Admitting that she initially believed that since she was called to her profession, it was going to be one win after the other, Waggoner said that it wasn’t that way as she experienced some gut-wrenching losses — she was booed, called names, threatened, mocked, and lost friendships as she contended for the faith.
“Yet, what does the Word say about the trials that we face in our own ministries?” she asked, then read James 1:2-3. “Count it all joy, my brothers when you meet trials of various kinds . . .”
Returning to what God said to her as a 12-year-old, she shared what she wrote down, what she felt God said to her in that moment.

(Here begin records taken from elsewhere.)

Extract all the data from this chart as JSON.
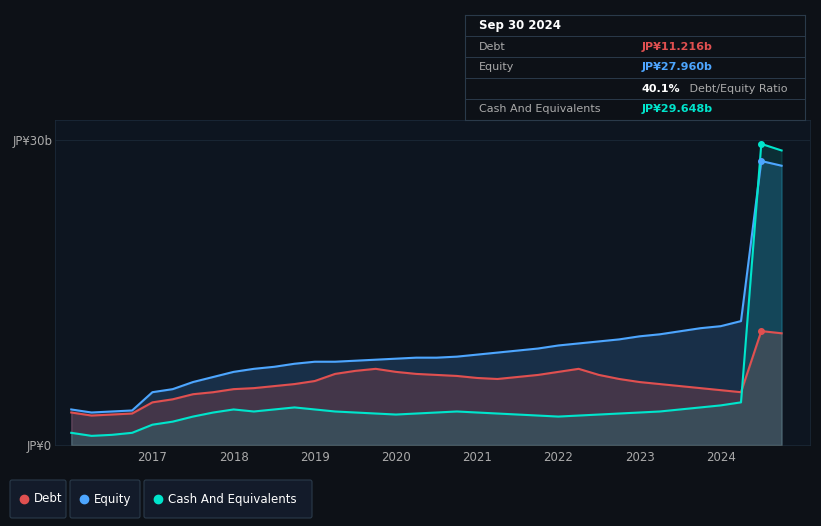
{
  "bg_color": "#0d1117",
  "plot_bg_color": "#0d1520",
  "grid_color": "#1e2d3d",
  "ylabel_30b": "JP¥30b",
  "ylabel_0": "JP¥0",
  "x_ticks": [
    2017,
    2018,
    2019,
    2020,
    2021,
    2022,
    2023,
    2024
  ],
  "debt_color": "#e05050",
  "equity_color": "#4da6ff",
  "cash_color": "#00e5cc",
  "tooltip_bg": "#0d1117",
  "tooltip_border": "#2a3a4a",
  "tooltip_title": "Sep 30 2024",
  "tooltip_debt_label": "Debt",
  "tooltip_debt_val": "JP¥11.216b",
  "tooltip_equity_label": "Equity",
  "tooltip_equity_val": "JP¥27.960b",
  "tooltip_ratio_bold": "40.1%",
  "tooltip_ratio_text": " Debt/Equity Ratio",
  "tooltip_cash_label": "Cash And Equivalents",
  "tooltip_cash_val": "JP¥29.648b",
  "debt_data_x": [
    2016.0,
    2016.25,
    2016.5,
    2016.75,
    2017.0,
    2017.25,
    2017.5,
    2017.75,
    2018.0,
    2018.25,
    2018.5,
    2018.75,
    2019.0,
    2019.25,
    2019.5,
    2019.75,
    2020.0,
    2020.25,
    2020.5,
    2020.75,
    2021.0,
    2021.25,
    2021.5,
    2021.75,
    2022.0,
    2022.25,
    2022.5,
    2022.75,
    2023.0,
    2023.25,
    2023.5,
    2023.75,
    2024.0,
    2024.25,
    2024.5,
    2024.75
  ],
  "debt_data_y": [
    3.2,
    2.9,
    3.0,
    3.1,
    4.2,
    4.5,
    5.0,
    5.2,
    5.5,
    5.6,
    5.8,
    6.0,
    6.3,
    7.0,
    7.3,
    7.5,
    7.2,
    7.0,
    6.9,
    6.8,
    6.6,
    6.5,
    6.7,
    6.9,
    7.2,
    7.5,
    6.9,
    6.5,
    6.2,
    6.0,
    5.8,
    5.6,
    5.4,
    5.2,
    11.216,
    11.0
  ],
  "equity_data_x": [
    2016.0,
    2016.25,
    2016.5,
    2016.75,
    2017.0,
    2017.25,
    2017.5,
    2017.75,
    2018.0,
    2018.25,
    2018.5,
    2018.75,
    2019.0,
    2019.25,
    2019.5,
    2019.75,
    2020.0,
    2020.25,
    2020.5,
    2020.75,
    2021.0,
    2021.25,
    2021.5,
    2021.75,
    2022.0,
    2022.25,
    2022.5,
    2022.75,
    2023.0,
    2023.25,
    2023.5,
    2023.75,
    2024.0,
    2024.25,
    2024.5,
    2024.75
  ],
  "equity_data_y": [
    3.5,
    3.2,
    3.3,
    3.4,
    5.2,
    5.5,
    6.2,
    6.7,
    7.2,
    7.5,
    7.7,
    8.0,
    8.2,
    8.2,
    8.3,
    8.4,
    8.5,
    8.6,
    8.6,
    8.7,
    8.9,
    9.1,
    9.3,
    9.5,
    9.8,
    10.0,
    10.2,
    10.4,
    10.7,
    10.9,
    11.2,
    11.5,
    11.7,
    12.2,
    27.96,
    27.5
  ],
  "cash_data_x": [
    2016.0,
    2016.25,
    2016.5,
    2016.75,
    2017.0,
    2017.25,
    2017.5,
    2017.75,
    2018.0,
    2018.25,
    2018.5,
    2018.75,
    2019.0,
    2019.25,
    2019.5,
    2019.75,
    2020.0,
    2020.25,
    2020.5,
    2020.75,
    2021.0,
    2021.25,
    2021.5,
    2021.75,
    2022.0,
    2022.25,
    2022.5,
    2022.75,
    2023.0,
    2023.25,
    2023.5,
    2023.75,
    2024.0,
    2024.25,
    2024.5,
    2024.75
  ],
  "cash_data_y": [
    1.2,
    0.9,
    1.0,
    1.2,
    2.0,
    2.3,
    2.8,
    3.2,
    3.5,
    3.3,
    3.5,
    3.7,
    3.5,
    3.3,
    3.2,
    3.1,
    3.0,
    3.1,
    3.2,
    3.3,
    3.2,
    3.1,
    3.0,
    2.9,
    2.8,
    2.9,
    3.0,
    3.1,
    3.2,
    3.3,
    3.5,
    3.7,
    3.9,
    4.2,
    29.648,
    29.0
  ],
  "ylim": [
    0,
    32
  ],
  "xlim": [
    2015.8,
    2025.1
  ],
  "fill_equity_alpha": 0.18,
  "fill_debt_alpha": 0.22,
  "fill_cash_alpha": 0.13
}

“You must know Me because this will be very hard. And you must depend on Me because others will depend on you. You asked Me to answer, and I did. Never forget that,” she shared. “At 12 years old that didn’t mean a whole lot to me; at 52 it does.”
She warned ministers that Satan wants to take Christians down, with ministers and leaders being high on his list, and advised them to speak to their soul with the words and promises God has given them.

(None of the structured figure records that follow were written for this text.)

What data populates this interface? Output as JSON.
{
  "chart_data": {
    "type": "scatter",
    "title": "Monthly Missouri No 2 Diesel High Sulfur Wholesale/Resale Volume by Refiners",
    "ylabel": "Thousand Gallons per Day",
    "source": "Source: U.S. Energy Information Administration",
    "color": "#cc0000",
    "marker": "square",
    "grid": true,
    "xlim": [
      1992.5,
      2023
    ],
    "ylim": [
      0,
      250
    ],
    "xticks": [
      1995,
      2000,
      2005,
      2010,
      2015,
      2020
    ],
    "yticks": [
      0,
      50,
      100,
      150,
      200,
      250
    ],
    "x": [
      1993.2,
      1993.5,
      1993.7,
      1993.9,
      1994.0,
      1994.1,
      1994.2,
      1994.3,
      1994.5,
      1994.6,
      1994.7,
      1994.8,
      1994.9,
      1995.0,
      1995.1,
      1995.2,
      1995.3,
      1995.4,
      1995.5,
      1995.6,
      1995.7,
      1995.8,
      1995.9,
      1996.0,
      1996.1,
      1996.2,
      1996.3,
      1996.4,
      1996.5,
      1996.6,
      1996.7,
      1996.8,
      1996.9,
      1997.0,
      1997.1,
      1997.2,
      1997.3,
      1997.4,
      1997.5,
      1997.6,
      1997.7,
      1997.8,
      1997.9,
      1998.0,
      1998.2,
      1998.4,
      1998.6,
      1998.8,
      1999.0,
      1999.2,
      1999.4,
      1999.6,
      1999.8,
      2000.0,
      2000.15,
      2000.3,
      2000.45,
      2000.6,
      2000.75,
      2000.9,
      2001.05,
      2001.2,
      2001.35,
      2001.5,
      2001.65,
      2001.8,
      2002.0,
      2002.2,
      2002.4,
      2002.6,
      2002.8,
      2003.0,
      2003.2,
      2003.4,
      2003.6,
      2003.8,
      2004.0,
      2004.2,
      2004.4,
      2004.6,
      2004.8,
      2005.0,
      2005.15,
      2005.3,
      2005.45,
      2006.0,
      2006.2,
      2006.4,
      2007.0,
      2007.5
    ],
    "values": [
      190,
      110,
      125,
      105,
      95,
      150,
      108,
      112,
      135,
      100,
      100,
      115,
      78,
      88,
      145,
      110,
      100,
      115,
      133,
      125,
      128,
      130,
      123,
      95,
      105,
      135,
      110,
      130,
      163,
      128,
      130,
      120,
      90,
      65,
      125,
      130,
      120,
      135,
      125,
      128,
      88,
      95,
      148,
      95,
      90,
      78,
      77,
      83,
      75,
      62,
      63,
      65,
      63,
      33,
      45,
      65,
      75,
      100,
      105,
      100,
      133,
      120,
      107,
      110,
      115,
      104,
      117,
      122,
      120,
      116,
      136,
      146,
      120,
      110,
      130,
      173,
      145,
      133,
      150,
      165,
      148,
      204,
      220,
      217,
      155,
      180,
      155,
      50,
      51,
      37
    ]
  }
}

“When each one of us fulfills the ministry that He’s given us, the place He’s sent us, we contend for the world, one soul at a time,” Waggoner said.
Waggoner shared how a former leader in the New Atheists, Ayann Hirsi Ali, told her it was Jack Phillips (Masterpiece Cakeshop baker) witness that caused her to reconsider her worldview.
“I was with her just a couple weeks ago and I asked Ayann, in this tumultuous moment, with all that you see, with all that’s going on in this world, what gives you hope for Western civilization?” Waggoner said. “. . . She said the Father, the Son, and the Holy Spirit.”
In closing, Waggoner shared how it was a small AG church that contended for the faith for her family.
“My parents are first-generation Christians, and God used an AG church to change our lives, to snatch them out of generations of brokenness and alcoholism and with them, three generations have followed.”
Waggoner urged ministers to draw close to Jesus, find rest in Him and live in His promises, but then to go, follow His leading.
“There is a war on God’s image bearers, but you have been built for war — that is what He created you for,” Waggoner declared. “So, contend. Contend for your faith, contend for your marriage, contend for your church, contend for your friends, contend for your children, contend for the world. Contend!
“God offers to use you to build His Church,” Waggoner stated, “and He promises that the gates of hell will not prevail!”
As Waggoner left the stage to a standing ovation, Assistant General Superintendent Rick DuBose challenged ministers and leaders to pick up their sword, the Word of God, to defend their fields of influence, and come forward to the altar for prayer, with the altar quickly flooding.